MILLIONS of households across Britain are battling critical levels of debts as record low interest rates have fuelled demand for personal loans and credit cards to the highest level in nearly a decade while families struggle to meet the rising cost of living.
Grave fears have been voiced that many are in a perilous financial state as figures published today have revealed more than 6.5m households nationally are in debt or face the prospect of falling into debt within a month should they lose jobs or face a large financial shock.
And the British Bankers’ Association (BBA) announced yesterday that consumer credit is growing at its fastest rate since December 2006, driven by strong demand for personal loans and credit cards.
Consumer credit grew by six per cent annually in September, as people increasingly use short-term borrowing to take advantage of cheap interest rates to pay off debts. The trend has accelerated since the Bank of England recently cut the base rate to 0.25 per cent, making the cost of borrowing even cheaper, the BBA’s High Street Banking report said.
But the knock-on effect of consumers taking advantage of the record low interest rates has meant many are leaving themselves open to a personal finance crisis, according to The Equality Trust.
A study published by the charity today has shown that 42 per cent of non-retired households have less put aside than would be needed to cover the average month’s worth of bills at £2,125.20. And 5.5m households across Britain owe more in debt than they have saved, according to the findings.
MP Rachel Reeves, a member of the Treasury Select Committee, warned many households are struggling to make ends meet due to the escalating cost of living, as inflation rose to one per cent last month, up from 0.6 per cent in August.
The Labour MP for Leeds West said: “People are struggling financially, and I have lost count of the number of constituents who have contacted me as they battle credit card bills, pay-day loans and growing debts.
“Nearly a decade on from the start of the financial crisis, I would question whether we have learnt lessons as banks are so keen to lend money while individuals are so willing to take out loans.
“There is a very real risk we are mixing a dangerous cocktail of easy borrowing, excessive debt and rising prices which are leaving many people facing mounting financial problems.”
The extent to which the nation is extending itself financially has been highlighted in research showing health workers are being forced to pawn belongings, make regular visits to foodbanks and take out payday loans as they struggle to make ends meet.
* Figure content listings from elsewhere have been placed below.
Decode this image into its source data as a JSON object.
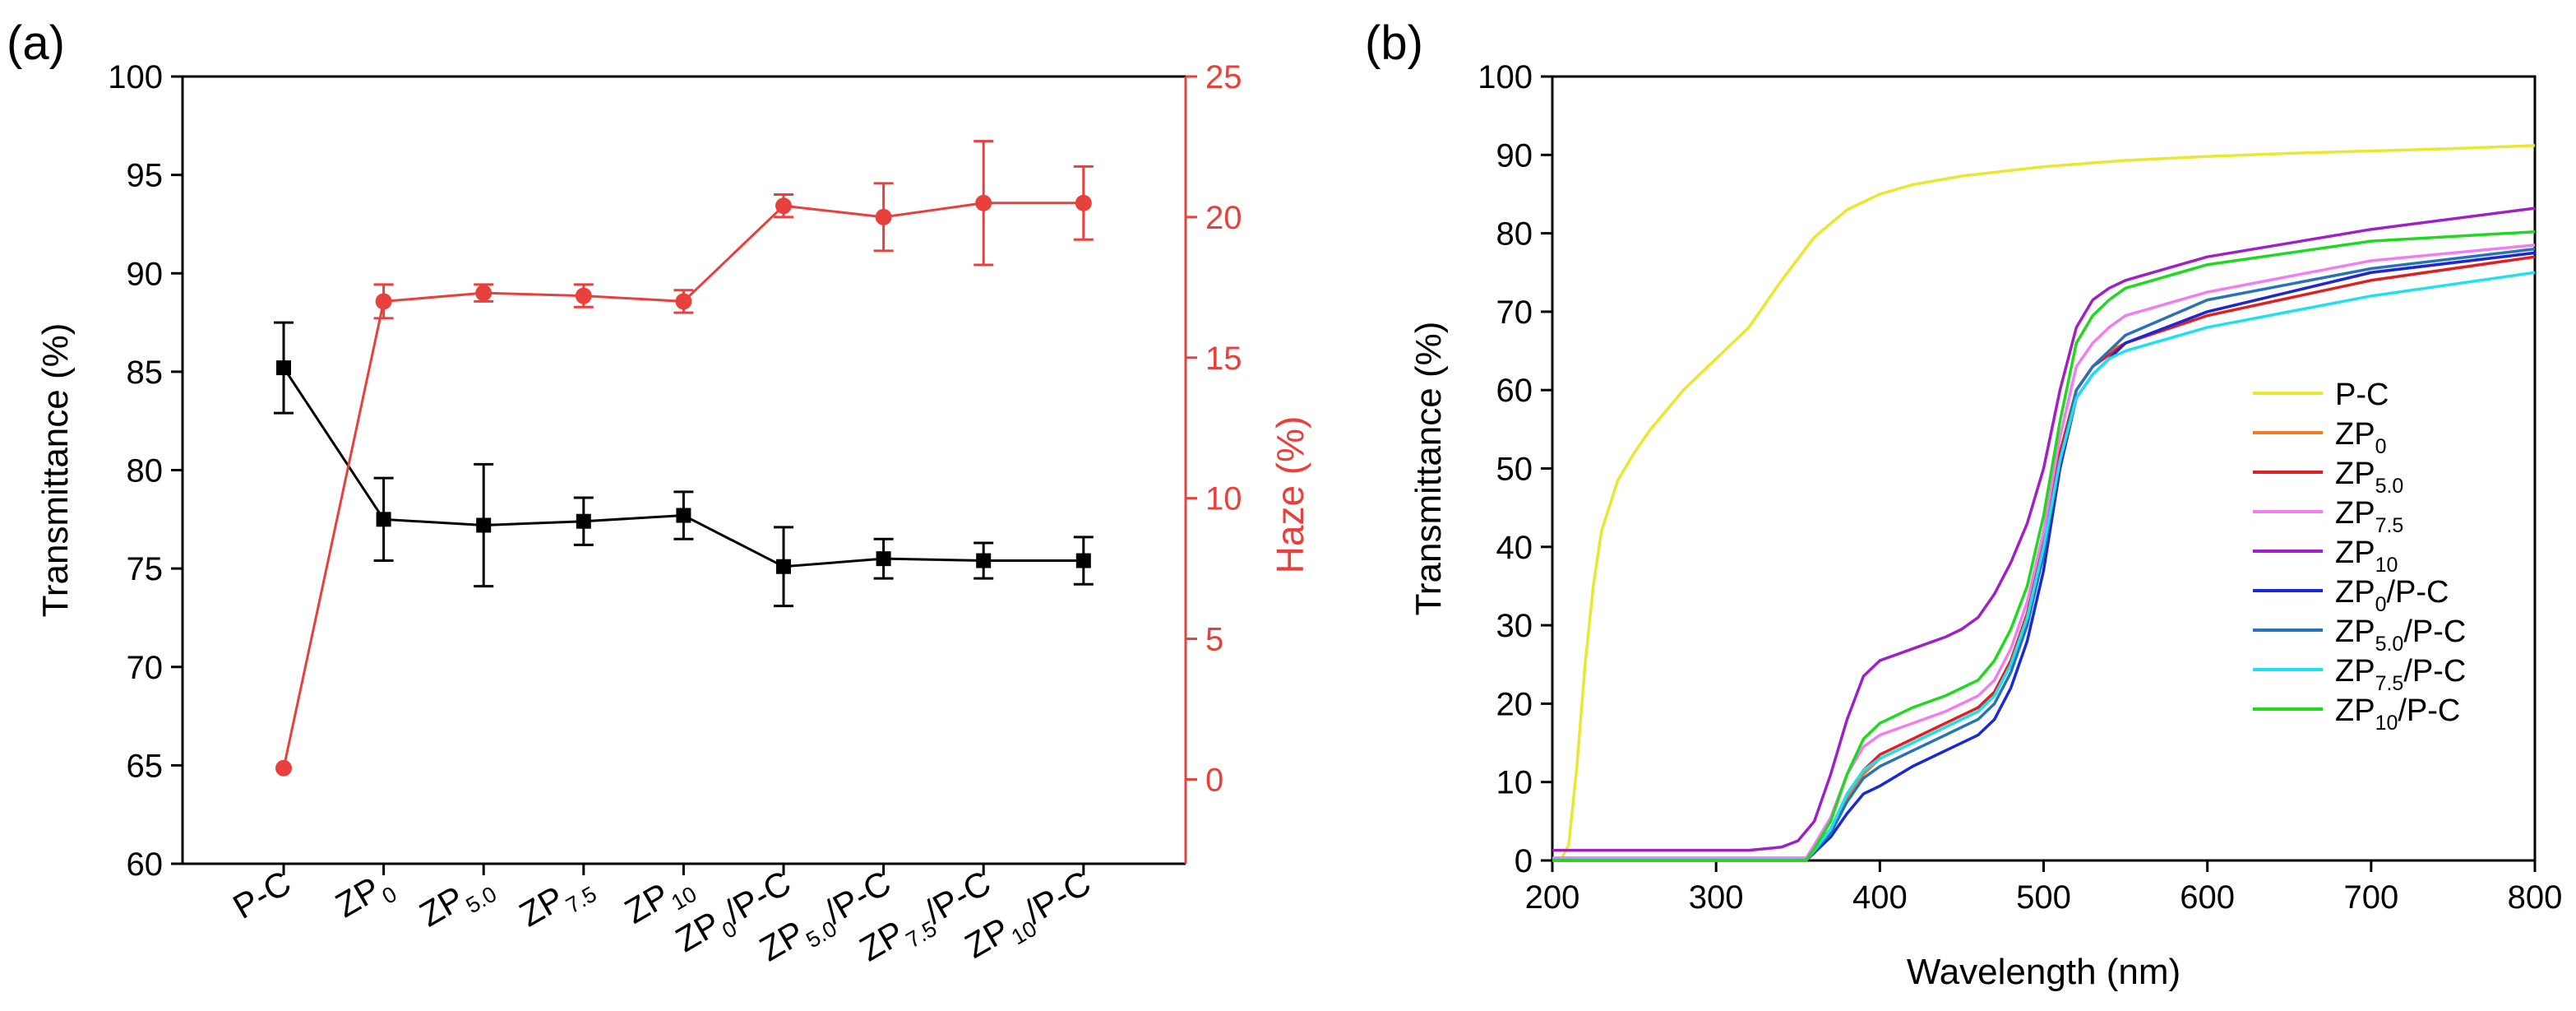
{
  "chart_data": [
    {
      "panel_label": "(a)",
      "type": "line",
      "categories": [
        {
          "base": "P-C",
          "sub": "",
          "suffix": ""
        },
        {
          "base": "ZP",
          "sub": "0",
          "suffix": ""
        },
        {
          "base": "ZP",
          "sub": "5.0",
          "suffix": ""
        },
        {
          "base": "ZP",
          "sub": "7.5",
          "suffix": ""
        },
        {
          "base": "ZP",
          "sub": "10",
          "suffix": ""
        },
        {
          "base": "ZP",
          "sub": "0",
          "suffix": "/P-C"
        },
        {
          "base": "ZP",
          "sub": "5.0",
          "suffix": "/P-C"
        },
        {
          "base": "ZP",
          "sub": "7.5",
          "suffix": "/P-C"
        },
        {
          "base": "ZP",
          "sub": "10",
          "suffix": "/P-C"
        }
      ],
      "ylabel": "Transmittance (%)",
      "ylim": [
        60,
        100
      ],
      "yticks": [
        60,
        65,
        70,
        75,
        80,
        85,
        90,
        95,
        100
      ],
      "y2label": "Haze (%)",
      "y2lim": [
        -3,
        25
      ],
      "y2ticks": [
        0,
        5,
        10,
        15,
        20,
        25
      ],
      "series": [
        {
          "name": "Transmittance",
          "axis": "left",
          "color": "#000000",
          "marker": "square",
          "values": [
            85.2,
            77.5,
            77.2,
            77.4,
            77.7,
            75.1,
            75.5,
            75.4,
            75.4
          ],
          "errors": [
            2.3,
            2.1,
            3.1,
            1.2,
            1.2,
            2.0,
            1.0,
            0.9,
            1.2
          ]
        },
        {
          "name": "Haze",
          "axis": "right",
          "color": "#e8403c",
          "marker": "circle",
          "values": [
            0.4,
            17.0,
            17.3,
            17.2,
            17.0,
            20.4,
            20.0,
            20.5,
            20.5
          ],
          "errors": [
            0,
            0.6,
            0.3,
            0.4,
            0.4,
            0.4,
            1.2,
            2.2,
            1.3
          ]
        }
      ]
    },
    {
      "panel_label": "(b)",
      "type": "line",
      "xlabel": "Wavelength (nm)",
      "ylabel": "Transmittance (%)",
      "xlim": [
        200,
        800
      ],
      "ylim": [
        0,
        100
      ],
      "xticks": [
        200,
        300,
        400,
        500,
        600,
        700,
        800
      ],
      "yticks": [
        0,
        10,
        20,
        30,
        40,
        50,
        60,
        70,
        80,
        90,
        100
      ],
      "legend_position": "bottom-right",
      "series": [
        {
          "label": {
            "base": "P-C",
            "sub": "",
            "suffix": ""
          },
          "color": "#e8e830",
          "x": [
            205,
            210,
            215,
            220,
            225,
            230,
            240,
            250,
            260,
            280,
            300,
            320,
            340,
            360,
            380,
            400,
            420,
            450,
            500,
            550,
            600,
            650,
            700,
            750,
            800
          ],
          "y": [
            0,
            2,
            12,
            25,
            35,
            42,
            48.5,
            52,
            55,
            60,
            64,
            68,
            74,
            79.5,
            83,
            85,
            86.2,
            87.3,
            88.5,
            89.3,
            89.8,
            90.2,
            90.5,
            90.8,
            91.2
          ]
        },
        {
          "label": {
            "base": "ZP",
            "sub": "0",
            "suffix": ""
          },
          "color": "#f07c2a",
          "x": [
            200,
            340,
            355,
            360,
            370,
            380,
            390,
            400,
            420,
            440,
            460,
            470,
            480,
            490,
            500,
            510,
            520,
            530,
            540,
            550,
            600,
            700,
            800
          ],
          "y": [
            0.3,
            0.3,
            0.3,
            1.5,
            4,
            8,
            11,
            13,
            15,
            17,
            19,
            21,
            25,
            31,
            40,
            52,
            60,
            63,
            65,
            66,
            70,
            75,
            77.5
          ]
        },
        {
          "label": {
            "base": "ZP",
            "sub": "5.0",
            "suffix": ""
          },
          "color": "#e02020",
          "x": [
            200,
            340,
            355,
            360,
            370,
            380,
            390,
            400,
            420,
            440,
            460,
            470,
            480,
            490,
            500,
            510,
            520,
            530,
            540,
            550,
            600,
            700,
            800
          ],
          "y": [
            0.3,
            0.3,
            0.3,
            1.5,
            4,
            8.5,
            11.5,
            13.5,
            15.5,
            17.5,
            19.5,
            21.5,
            25.5,
            31.5,
            40.5,
            52,
            60,
            63,
            64.5,
            66,
            69.5,
            74,
            77
          ]
        },
        {
          "label": {
            "base": "ZP",
            "sub": "7.5",
            "suffix": ""
          },
          "color": "#f07ef0",
          "x": [
            200,
            340,
            355,
            360,
            370,
            380,
            390,
            400,
            420,
            440,
            460,
            470,
            480,
            490,
            500,
            510,
            520,
            530,
            540,
            550,
            600,
            700,
            800
          ],
          "y": [
            0.3,
            0.3,
            0.3,
            2,
            5.5,
            11,
            14.5,
            16,
            17.5,
            19,
            21,
            23,
            27,
            33,
            42,
            54,
            63,
            66,
            68,
            69.5,
            72.5,
            76.5,
            78.5
          ]
        },
        {
          "label": {
            "base": "ZP",
            "sub": "10",
            "suffix": ""
          },
          "color": "#a020c8",
          "x": [
            200,
            320,
            340,
            350,
            360,
            370,
            380,
            390,
            400,
            420,
            440,
            450,
            460,
            470,
            480,
            490,
            500,
            510,
            520,
            530,
            540,
            550,
            600,
            700,
            800
          ],
          "y": [
            1.3,
            1.3,
            1.7,
            2.5,
            5,
            11,
            18,
            23.5,
            25.5,
            27,
            28.5,
            29.5,
            31,
            34,
            38,
            43,
            50,
            60,
            68,
            71.5,
            73,
            74,
            77,
            80.5,
            83.2
          ]
        },
        {
          "label": {
            "base": "ZP",
            "sub": "0",
            "suffix": "/P-C"
          },
          "color": "#1a28d8",
          "x": [
            200,
            340,
            355,
            360,
            370,
            380,
            390,
            400,
            420,
            440,
            460,
            470,
            480,
            490,
            500,
            510,
            520,
            530,
            540,
            550,
            600,
            700,
            800
          ],
          "y": [
            0,
            0,
            0,
            1,
            3,
            6,
            8.5,
            9.5,
            12,
            14,
            16,
            18,
            22,
            28,
            37,
            50,
            59,
            62,
            64,
            66,
            70,
            75,
            77.5
          ]
        },
        {
          "label": {
            "base": "ZP",
            "sub": "5.0",
            "suffix": "/P-C"
          },
          "color": "#2a72b8",
          "x": [
            200,
            340,
            355,
            360,
            370,
            380,
            390,
            400,
            420,
            440,
            460,
            470,
            480,
            490,
            500,
            510,
            520,
            530,
            540,
            550,
            600,
            700,
            800
          ],
          "y": [
            0,
            0,
            0,
            1.2,
            3.5,
            7.5,
            10.5,
            12,
            14,
            16,
            18,
            20,
            24,
            30,
            39,
            51,
            60,
            63,
            65,
            67,
            71.5,
            75.5,
            78
          ]
        },
        {
          "label": {
            "base": "ZP",
            "sub": "7.5",
            "suffix": "/P-C"
          },
          "color": "#20e0f0",
          "x": [
            200,
            340,
            355,
            360,
            370,
            380,
            390,
            400,
            420,
            440,
            460,
            470,
            480,
            490,
            500,
            510,
            520,
            530,
            540,
            550,
            600,
            700,
            800
          ],
          "y": [
            0,
            0,
            0,
            1.3,
            4,
            8.5,
            11.5,
            13,
            15,
            17,
            19,
            21,
            25,
            31,
            40,
            51,
            59,
            62,
            64,
            65,
            68,
            72,
            75
          ]
        },
        {
          "label": {
            "base": "ZP",
            "sub": "10",
            "suffix": "/P-C"
          },
          "color": "#20d820",
          "x": [
            200,
            340,
            355,
            360,
            370,
            380,
            390,
            400,
            420,
            440,
            460,
            470,
            480,
            490,
            500,
            510,
            520,
            530,
            540,
            550,
            600,
            700,
            800
          ],
          "y": [
            0,
            0,
            0,
            1.5,
            5,
            11,
            15.5,
            17.5,
            19.5,
            21,
            23,
            25.5,
            29.5,
            35,
            44,
            56,
            66,
            69.5,
            71.5,
            73,
            76,
            79,
            80.2
          ]
        }
      ]
    }
  ]
}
Unison said its study published today has revealed how years of pay freezes had taken a toll on NHS staff, many of whom were now seeing “major changes” to their standard of living.
The union’s annual survey, which covers 21,000 workers, revealed that one in 10 had pawned possessions, while a similar number had taken out a payday loan. Almost one in seven had re-mortgaged their home or even moved to a cheaper property and almost as many had used a debt advice service. Unison claimed that almost one in five had taken on an extra job, while four out of five had considered resigning.
The union estimated that £4.3bn had been cut from NHS salaries over the past six years because of government pay policies in the public sector, warning that some grades could soon fall below minimum wage levels.
The Department of Health stressed the “dedication and sheer hard work” of NHS staff is “absolutely crucial” to delivering world-class care for patients.
A spokesman added: “The Government has had to take difficult decisions over the public finances, but we will continue to fund public sector pay awards, including for NHS staff, at an average of one per cent next year.”